May 19, 2024

Know-how: what is a good couscous?

To begin, a good couscousthey are good ingredients. Buy some chicken farmer, vegetables fresh to the market and the semolina quality (the brand Dali is top)!
The recipes of couscous vary between the Maghreb countries and the family cultures of each. But there remains a base that you can decline at your convenience. You need of course the semolina, lamb or mutton, chicken, merguez, chickpeas, zucchini, carrots, turnips, tomatoes, onions, garlic, cloves ... You can also add beef balls, celery, potatoes etc.

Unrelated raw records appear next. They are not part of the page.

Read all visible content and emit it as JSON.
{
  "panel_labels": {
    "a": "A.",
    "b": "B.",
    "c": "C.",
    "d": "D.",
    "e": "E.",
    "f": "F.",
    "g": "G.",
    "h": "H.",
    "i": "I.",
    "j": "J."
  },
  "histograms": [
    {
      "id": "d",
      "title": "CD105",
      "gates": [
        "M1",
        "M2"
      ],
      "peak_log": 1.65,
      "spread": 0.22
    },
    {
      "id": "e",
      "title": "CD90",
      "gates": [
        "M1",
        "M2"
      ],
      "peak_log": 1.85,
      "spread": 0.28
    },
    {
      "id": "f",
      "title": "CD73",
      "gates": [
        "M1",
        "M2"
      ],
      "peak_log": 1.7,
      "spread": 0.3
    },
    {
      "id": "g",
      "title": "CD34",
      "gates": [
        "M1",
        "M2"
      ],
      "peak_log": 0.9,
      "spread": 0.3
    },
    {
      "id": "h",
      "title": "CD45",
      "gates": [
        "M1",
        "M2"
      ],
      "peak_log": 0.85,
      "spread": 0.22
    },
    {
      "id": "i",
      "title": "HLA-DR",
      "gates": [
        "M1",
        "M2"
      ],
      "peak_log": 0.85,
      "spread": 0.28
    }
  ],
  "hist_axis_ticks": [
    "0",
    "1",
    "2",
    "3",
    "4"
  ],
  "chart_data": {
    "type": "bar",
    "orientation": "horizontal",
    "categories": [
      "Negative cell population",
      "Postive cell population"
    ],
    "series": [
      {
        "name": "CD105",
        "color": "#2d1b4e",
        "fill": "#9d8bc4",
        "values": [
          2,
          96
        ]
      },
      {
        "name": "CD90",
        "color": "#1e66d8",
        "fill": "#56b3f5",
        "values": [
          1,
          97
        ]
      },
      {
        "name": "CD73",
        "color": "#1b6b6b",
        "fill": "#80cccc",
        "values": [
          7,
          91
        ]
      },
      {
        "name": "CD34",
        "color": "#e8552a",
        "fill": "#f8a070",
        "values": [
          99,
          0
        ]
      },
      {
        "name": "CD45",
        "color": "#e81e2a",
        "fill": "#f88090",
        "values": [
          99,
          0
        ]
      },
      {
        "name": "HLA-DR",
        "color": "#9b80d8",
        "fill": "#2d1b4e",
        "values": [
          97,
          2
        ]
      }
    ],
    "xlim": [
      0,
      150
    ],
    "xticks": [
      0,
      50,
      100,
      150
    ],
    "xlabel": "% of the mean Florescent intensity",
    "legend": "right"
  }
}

It is important to take care of the semolina, the base of your couscous. Work 1 kg of grains and 1 dl of olive oil with your hands (act as if you were washing them). Gradually add 500 g of water until the beans come off well. Let stand for 20 minutes. Cook the semolina in a metal couscoussier filled with 2 L of water. You can add vegetables and a little raz el hanout to scent the water. Stir from time to time semolina during the 20 minutes of cooking. Give back semolina in the bowl and squeeze it as needed. Add 300 g cold salt water, let stand 20 minutes and cook again for 20 minutes.

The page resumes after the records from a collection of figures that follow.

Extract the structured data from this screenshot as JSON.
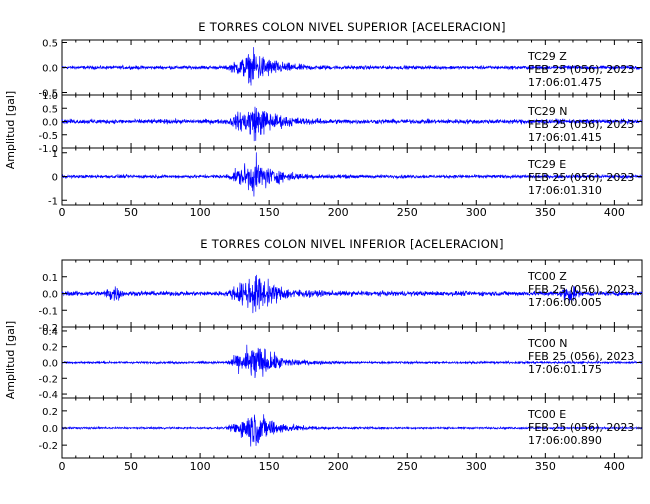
{
  "chart_data": [
    {
      "type": "line",
      "title": "E TORRES COLON NIVEL SUPERIOR [ACELERACION]",
      "ylabel": "Amplitud [gal]",
      "xlim": [
        0,
        420
      ],
      "x_ticks": [
        "0",
        "50",
        "100",
        "150",
        "200",
        "250",
        "300",
        "350",
        "400"
      ],
      "line_color": "#0000ff",
      "panels": [
        {
          "channel": "TC29   Z",
          "date": "FEB 25 (056), 2023",
          "time": "17:06:01.475",
          "ylim": [
            -0.55,
            0.55
          ],
          "y_ticks": [
            "0.5",
            "0.0",
            "-0.5"
          ],
          "y_tick_values": [
            0.5,
            0.0,
            -0.5
          ],
          "peak_amplitude": 0.45,
          "noise_level": 0.05
        },
        {
          "channel": "TC29   N",
          "date": "FEB 25 (056), 2023",
          "time": "17:06:01.415",
          "ylim": [
            -1.0,
            1.0
          ],
          "y_ticks": [
            "1.0",
            "0.5",
            "0.0",
            "-0.5",
            "-1.0"
          ],
          "y_tick_values": [
            1.0,
            0.5,
            0.0,
            -0.5,
            -1.0
          ],
          "peak_amplitude": 0.9,
          "noise_level": 0.12
        },
        {
          "channel": "TC29   E",
          "date": "FEB 25 (056), 2023",
          "time": "17:06:01.310",
          "ylim": [
            -1.2,
            1.2
          ],
          "y_ticks": [
            "1",
            "0",
            "-1"
          ],
          "y_tick_values": [
            1,
            0,
            -1
          ],
          "peak_amplitude": 1.0,
          "noise_level": 0.1
        }
      ]
    },
    {
      "type": "line",
      "title": "E TORRES COLON NIVEL INFERIOR [ACELERACION]",
      "ylabel": "Amplitud [gal]",
      "xlim": [
        0,
        420
      ],
      "x_ticks": [
        "0",
        "50",
        "100",
        "150",
        "200",
        "250",
        "300",
        "350",
        "400"
      ],
      "line_color": "#0000ff",
      "panels": [
        {
          "channel": "TC00   Z",
          "date": "FEB 25 (056), 2023",
          "time": "17:06:00.005",
          "ylim": [
            -0.2,
            0.2
          ],
          "y_ticks": [
            "0.1",
            "0.0",
            "-0.1",
            "-0.2"
          ],
          "y_tick_values": [
            0.1,
            0.0,
            -0.1,
            -0.2
          ],
          "peak_amplitude": 0.16,
          "noise_level": 0.02
        },
        {
          "channel": "TC00   N",
          "date": "FEB 25 (056), 2023",
          "time": "17:06:01.175",
          "ylim": [
            -0.45,
            0.45
          ],
          "y_ticks": [
            "0.4",
            "0.2",
            "0.0",
            "-0.2",
            "-0.4"
          ],
          "y_tick_values": [
            0.4,
            0.2,
            0.0,
            -0.2,
            -0.4
          ],
          "peak_amplitude": 0.35,
          "noise_level": 0.02
        },
        {
          "channel": "TC00   E",
          "date": "FEB 25 (056), 2023",
          "time": "17:06:00.890",
          "ylim": [
            -0.35,
            0.35
          ],
          "y_ticks": [
            "0.2",
            "0.0",
            "-0.2"
          ],
          "y_tick_values": [
            0.2,
            0.0,
            -0.2
          ],
          "peak_amplitude": 0.3,
          "noise_level": 0.015
        }
      ]
    }
  ]
}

Empty the water of the couscoussier and sauté the chicken and lamb in olive oil. Add the spices and vegetables.

Wet with water or broth (the liquid should touch the surface). Foam the surface to the boil. After 20 minutes, put the semolina cook another 20 minutes above the meat. Keep an eye on the cooking vegetables who have to keep the outfit. Grill the merguez. Add the chickpeas previously cooked in the water and the raisins inflated with boiling water.

A couscous badly spiced would be bad. Ras el hanout, a mix of spices as varied as caradamome, turmeric and maniguette, is perfect for this recipe. At table, the harissa sauce mixed with the broth juice must be within reach of couscous.
And finally, last tip: good food, it takes time so take your day to make a great couscous to share.